Simon Harrison is Assistant Professor in the Department of English at City University of Hong Kong and author of The Impulse to Gesture: Where language, minds, and bodies intersect (2018, Cambridge University Press).
“Having originally focused on form-based approaches to gesture in spoken discourse (specialising in the expression of negation), my view of gesture increasingly integrates notions from multimodal interaction and embodied cognitive science. This has expanded my analytical unit for gesture and attracted me to analysing more complex domains of social and professional interaction.
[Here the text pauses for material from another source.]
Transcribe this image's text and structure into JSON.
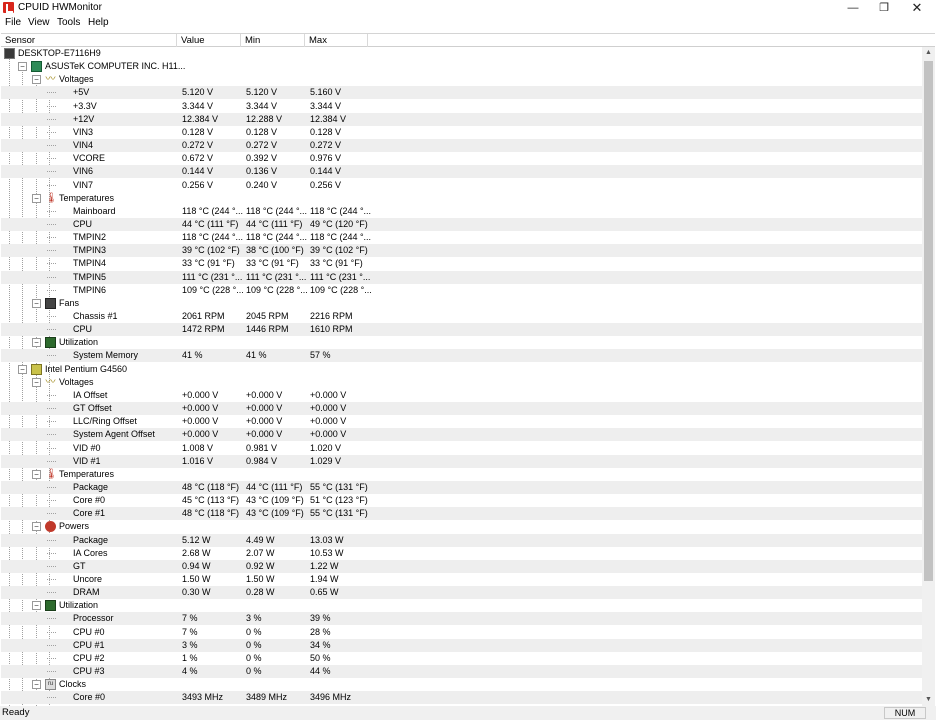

So while I continue to study recurrent aspects of gesture, my latest studies also include eye-gaze in multiactivity among lifeguards (Text & Talk), gesture in assisted performance during collaborative learning (Lingua), embodied interaction in Chinese real estate showrooms (Metaphor & Symbol).
I am currently involved in two major projects. The Multimodal Corpus of Chinese Academic Written and Spoken English (MuCAWSE) has collected over 24 hours of video-recorded group interaction between students in authentic classrooms of English for Academic Purposes. We are currently processing, transcribing and coding this corpus to run studies of gesture in collaborative discourse and learning. The second major project is a monograph called The Body Language Myth: Understanding gesture in language and communication. This book will scrutinise the global popularity of ‘body language’ and introduce readers to alternative relations between body and language grounded in empirical research instead (i.e. ‘linguistic bodies’ and ‘embodied language’).”